Kısaca özetleyelim Türkiye yerli ve milli tank projesi Altay için yola çıktığında Koç’un büyük ortağı olduğu Otokar’a projeyi 2011 yılında teslim etti. 10 yılda 1 milyar dolar ödeme yapıldı. Otokar projeyi G.Koreli Hyunadi Rotem’den teknik destek alarak Alman MTU dizel motor, yine Alman Renk firması Transmisyonu kullanarak tamamladı. Almanlar tankların PKK terör örgütüne karşı kullanılmasından, Fırat Kalkanı ve Zeytindalı operasyonunda kullanılmasından rahatsız oldukları için pek de gönüllü vermek istemiyorlar.Rheinmetall’in Afrin operasyonlarında takındığı tavır ortada.
2014 yılında motor ihalesini alan Tomosan, Avusturyalıların askeri teçhizat ihracını yasaklaması üzerine işi tamamlayamadı. İhale iptal edildi. 2015 yılında ASELSAN ile Aktif koruma sistemleri sözleşmesi imzalandı. Motor ve Güç grubu için 24 Kasım 2017 tarihinde yeni ihale açıldı. Seri üretim için açılan ihaleye BMC, Koç otokar, FNSS talip oldu. 2018 yılında 250 tankın seri üretimi için çıkılan ihaleye Koç 7 milyar dolar, BMC 4 milyar dolar teklif verdi. BMC teklifini daha sonra 3,5 milyar dolara indirdi. Koçum Kemal, siz Koç’a bu ihale için fazladan bir 3,5 milyar dolar daha niye vermiyorsunuz diye çemkiriyor.

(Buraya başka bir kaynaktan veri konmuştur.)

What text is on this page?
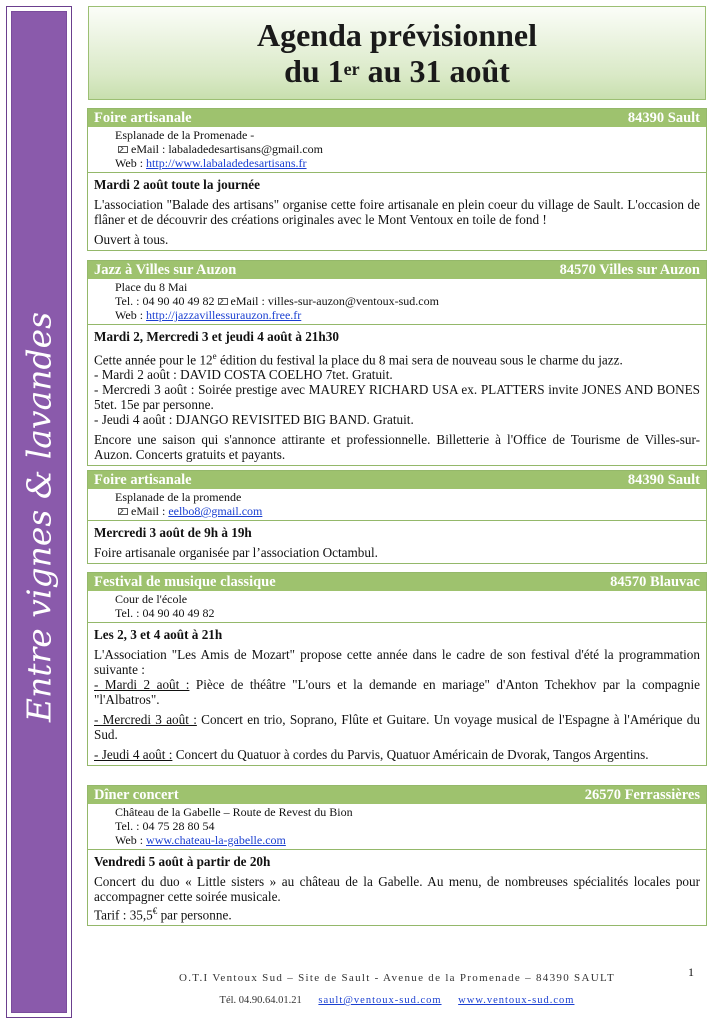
Entre vignes & lavandes
Agenda prévisionnel
du 1er au 31 août
Foire artisanale	84390 Sault
Esplanade de la Promenade -
eMail : labaladedesartisans@gmail.com
Web : http://www.labaladedesartisans.fr
Mardi 2 août toute la journée

L'association "Balade des artisans" organise cette foire artisanale en plein coeur du village de Sault. L'occasion de flâner et de découvrir des créations originales avec le Mont Ventoux en toile de fond !

Ouvert à tous.

Jazz à Villes sur Auzon	84570 Villes sur Auzon
Place du 8 Mai
Tel. : 04 90 40 49 82 eMail : villes-sur-auzon@ventoux-sud.com
Web : http://jazzavillessurauzon.free.fr
Mardi 2, Mercredi 3 et jeudi 4 août à 21h30

Cette année pour le 12e édition du festival la place du 8 mai sera de nouveau sous le charme du jazz.
- Mardi 2 août : DAVID COSTA COELHO 7tet. Gratuit.
- Mercredi 3 août : Soirée prestige avec MAUREY RICHARD USA ex. PLATTERS invite JONES AND BONES 5tet. 15e par personne.
- Jeudi 4 août : DJANGO REVISITED BIG BAND. Gratuit.

Encore une saison qui s'annonce attirante et professionnelle. Billetterie à l'Office de Tourisme de Villes-sur-Auzon. Concerts gratuits et payants.

Foire artisanale	84390 Sault
Esplanade de la promende
eMail : eelbo8@gmail.com
Mercredi 3 août de 9h à 19h

Foire artisanale organisée par l’association Octambul.

Festival de musique classique	84570 Blauvac
Cour de l'école
Tel. : 04 90 40 49 82
Les 2, 3 et 4 août à 21h

L'Association "Les Amis de Mozart" propose cette année dans le cadre de son festival d'été la programmation suivante :
- Mardi 2 août : Pièce de théâtre "L'ours et la demande en mariage" d'Anton Tchekhov par la compagnie "l'Albatros".

- Mercredi 3 août : Concert en trio, Soprano, Flûte et Guitare. Un voyage musical de l'Espagne à l'Amérique du Sud.

- Jeudi 4 août : Concert du Quatuor à cordes du Parvis, Quatuor Américain de Dvorak, Tangos Argentins.

Dîner concert	26570 Ferrassières
Château de la Gabelle – Route de Revest du Bion
Tel. : 04 75 28 80 54
Web : www.chateau-la-gabelle.com
Vendredi 5 août à partir de 20h

Concert du duo « Little sisters » au château de la Gabelle. Au menu, de nombreuses spécialités locales pour accompagner cette soirée musicale.
Tarif : 35,5€ par personne.

1
O.T.I Ventoux Sud – Site de Sault - Avenue de la Promenade – 84390 SAULT
Tél. 04.90.64.01.21 sault@ventoux-sud.com www.ventoux-sud.com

BMC Sakarya Karasu’da Altay Tankı üretimi için 700 milyon dolara mal olacak tesis yapımına koyuldu. Yapılan incelemede Arifiye’deki mevcut fabrikada üretim yapılması durumunda 50 milyon dolarlık bir yatırımla zaman kaybı yaşanmadan seri üretime geçileceği hesaplandı. Süreç 31 Aralık 2019’da tamamlanıyor. Bu tarihten sonra üretim iş başlıyor. Kemal beyin karın ağrısı işte bu.

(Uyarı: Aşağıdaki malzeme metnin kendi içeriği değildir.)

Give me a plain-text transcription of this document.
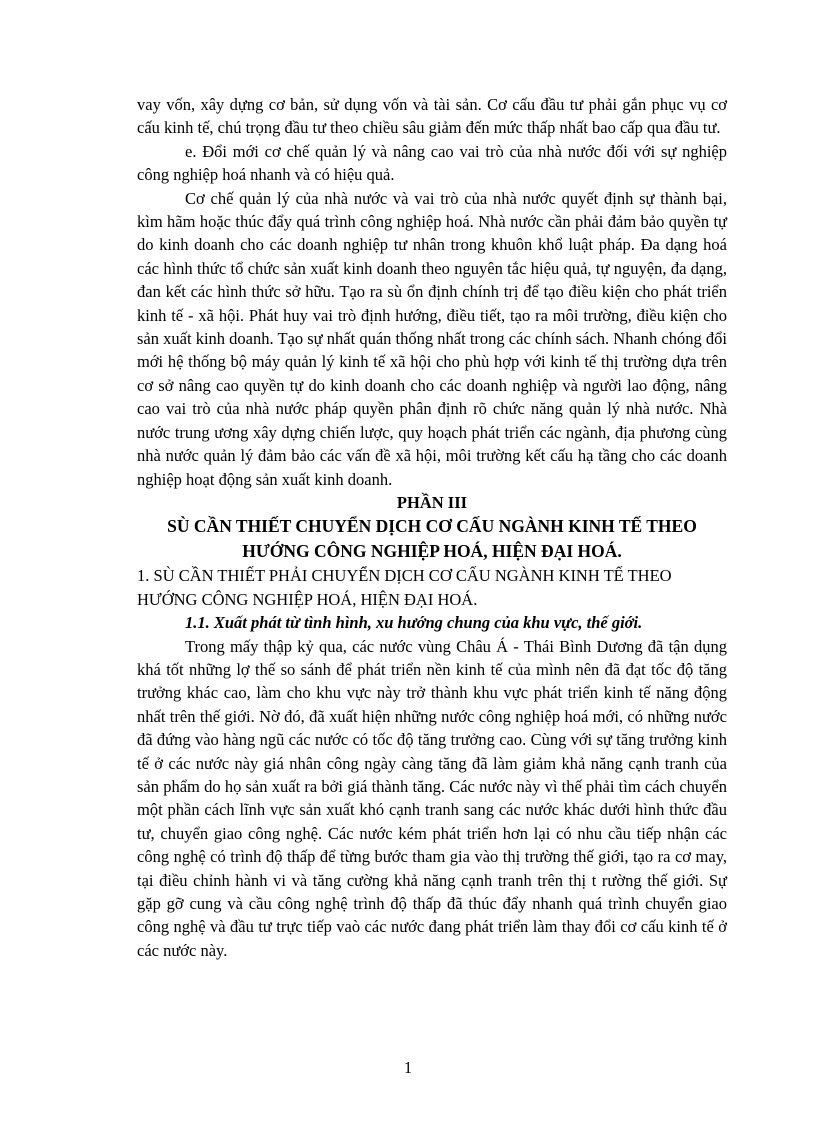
vay vốn, xây dựng cơ bản, sử dụng vốn và tài sản. Cơ cấu đầu tư phải gắn phục vụ cơ cấu kinh tế, chú trọng đầu tư theo chiều sâu giảm đến mức thấp nhất bao cấp qua đầu tư.

e. Đổi mới cơ chế quản lý và nâng cao vai trò của nhà nước đối với sự nghiệp công nghiệp hoá nhanh và có hiệu quả.

Cơ chế quản lý của nhà nước và vai trò của nhà nước quyết định sự thành bại, kìm hãm hoặc thúc đẩy quá trình công nghiệp hoá. Nhà nước cần phải đảm bảo quyền tự do kinh doanh cho các doanh nghiệp tư nhân trong khuôn khổ luật pháp. Đa dạng hoá các hình thức tổ chức sản xuất kinh doanh theo nguyên tắc hiệu quả, tự nguyện, đa dạng, đan kết các hình thức sở hữu. Tạo ra sù ổn định chính trị để tạo điều kiện cho phát triển kinh tế - xã hội. Phát huy vai trò định hướng, điều tiết, tạo ra môi trường, điều kiện cho sản xuất kinh doanh. Tạo sự nhất quán thống nhất trong các chính sách. Nhanh chóng đổi mới hệ thống bộ máy quản lý kinh tế xã hội cho phù hợp với kinh tế thị trường dựa trên cơ sở nâng cao quyền tự do kinh doanh cho các doanh nghiệp và người lao động, nâng cao vai trò của nhà nước pháp quyền phân định rõ chức năng quản lý nhà nước. Nhà nước trung ương xây dựng chiến lược, quy hoạch phát triển các ngành, địa phương cùng nhà nước quản lý đảm bảo các vấn đề xã hội, môi trường kết cấu hạ tầng cho các doanh nghiệp hoạt động sản xuất kinh doanh.

PHẦN III

SÙ CẦN THIẾT CHUYỂN DỊCH CƠ CẤU NGÀNH KINH TẾ THEO HƯỚNG CÔNG NGHIỆP HOÁ, HIỆN ĐẠI HOÁ.

1. SÙ CẦN THIẾT PHẢI CHUYỂN DỊCH CƠ CẤU NGÀNH KINH TẾ THEO HƯỚNG CÔNG NGHIỆP HOÁ, HIỆN ĐẠI HOÁ.

1.1. Xuất phát từ tình hình, xu hướng chung của khu vực, thế giới.

Trong mấy thập kỷ qua, các nước vùng Châu Á - Thái Bình Dương đã tận dụng khá tốt những lợ thế so sánh để phát triển nền kinh tế của mình nên đã đạt tốc độ tăng trưởng khác cao, làm cho khu vực này trở thành khu vực phát triển kinh tế năng động nhất trên thế giới. Nờ đó, đã xuất hiện những nước công nghiệp hoá mới, có những nước đã đứng vào hàng ngũ các nước có tốc độ tăng trưởng cao. Cùng với sự tăng trưởng kinh tế ở các nước này giá nhân công ngày càng tăng đã làm giảm khả năng cạnh tranh của sản phẩm do họ sản xuất ra bởi giá thành tăng. Các nước này vì thế phải tìm cách chuyển một phần cách lĩnh vực sản xuất khó cạnh tranh sang các nước khác dưới hình thức đầu tư, chuyển giao công nghệ. Các nước kém phát triển hơn lại có nhu cầu tiếp nhận các công nghệ có trình độ thấp để từng bước tham gia vào thị trường thế giới, tạo ra cơ may, tại điều chỉnh hành vi và tăng cường khả năng cạnh tranh trên thị t rường thế giới. Sự gặp gỡ cung và cầu công nghệ trình độ thấp đã thúc đẩy nhanh quá trình chuyển giao công nghệ và đầu tư trực tiếp vaò các nước đang phát triển làm thay đổi cơ cấu kinh tế ở các nước này.

1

Yani Altay Tankı, tank-palet fabrikasında üretilmesi durumunda, maliyetler düşecek, proje hızlanacak, zaman kaybı önlenecek, fabrikada atıl işgücüne iş imkanı oluşacak. Peki, bu projeye Katarlılar ortak olmasa idi olmaz mı idi? Böyle büyük bir projede uluslararası sermayenin olmaması projayi kadük bırakır. Bu güne kadar Leopard tanklarının modernizasyonunu yapan Tank Palet fabrikasına bundan böyle tamamen yerli bir tank üretme misyonu yükleniyor. Kemal’in canını sıkan da bu.. Niye Almanlar’a para kazandırmaya devam etmiyoruz diyor aklınca.

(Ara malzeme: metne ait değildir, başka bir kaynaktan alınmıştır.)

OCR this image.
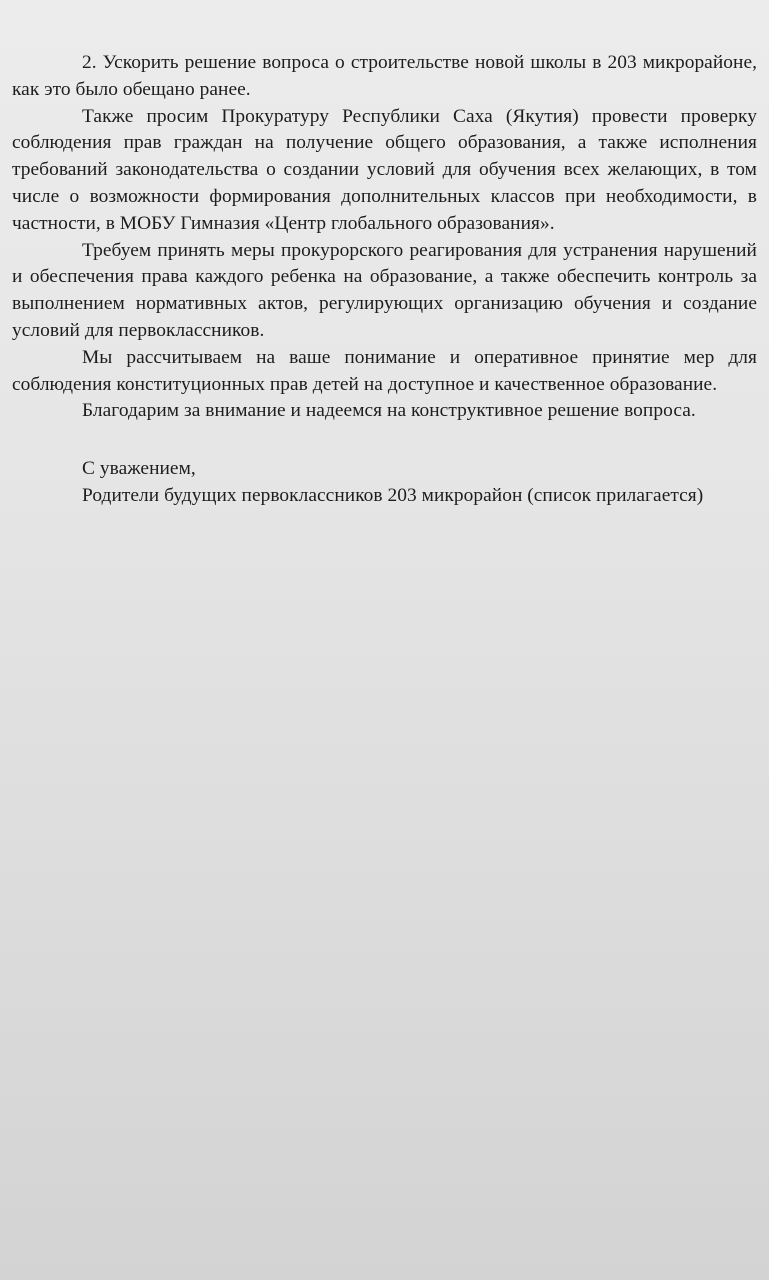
2. Ускорить решение вопроса о строительстве новой школы в 203 микрорайоне, как это было обещано ранее.

Также просим Прокуратуру Республики Саха (Якутия) провести проверку соблюдения прав граждан на получение общего образования, а также исполнения требований законодательства о создании условий для обучения всех желающих, в том числе о возможности формирования дополнительных классов при необходимости, в частности, в МОБУ Гимназия «Центр глобального образования».

Требуем принять меры прокурорского реагирования для устранения нарушений и обеспечения права каждого ребенка на образование, а также обеспечить контроль за выполнением нормативных актов, регулирующих организацию обучения и создание условий для первоклассников.

Мы рассчитываем на ваше понимание и оперативное принятие мер для соблюдения конституционных прав детей на доступное и качественное образование.

Благодарим за внимание и надеемся на конструктивное решение вопроса.

С уважением,

Родители будущих первоклассников 203 микрорайон (список прилагается)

Şunu da söyleyelim BMC’nin Katarlı ortağı var da, Otosan, üretim ve satış aşamasında ortaksız mı bu işe girecekti. Mesela otosan ürettiği 8*8 zırhlı aracı RABDAN’ı BAE’li ortaklarıyla birlikte dünya pazarına çıkartıyor. Almanların yaptığı Pazar araştırmalarına göre, yakın gelecekte, bölgemizde en az 6 bin tanka ihtiyaç duyulacak. Türkiye, Altay tankını kendi ihtiyaçlarının dışında üçüncü ülkelere de satarsa Almanların pazarı daralacak. Katarlı ortak da, gerek ülkesine alacağı tanklar gerekse üçüncü ülkelere yapacağı aracılıkla projeye can suyu verecek.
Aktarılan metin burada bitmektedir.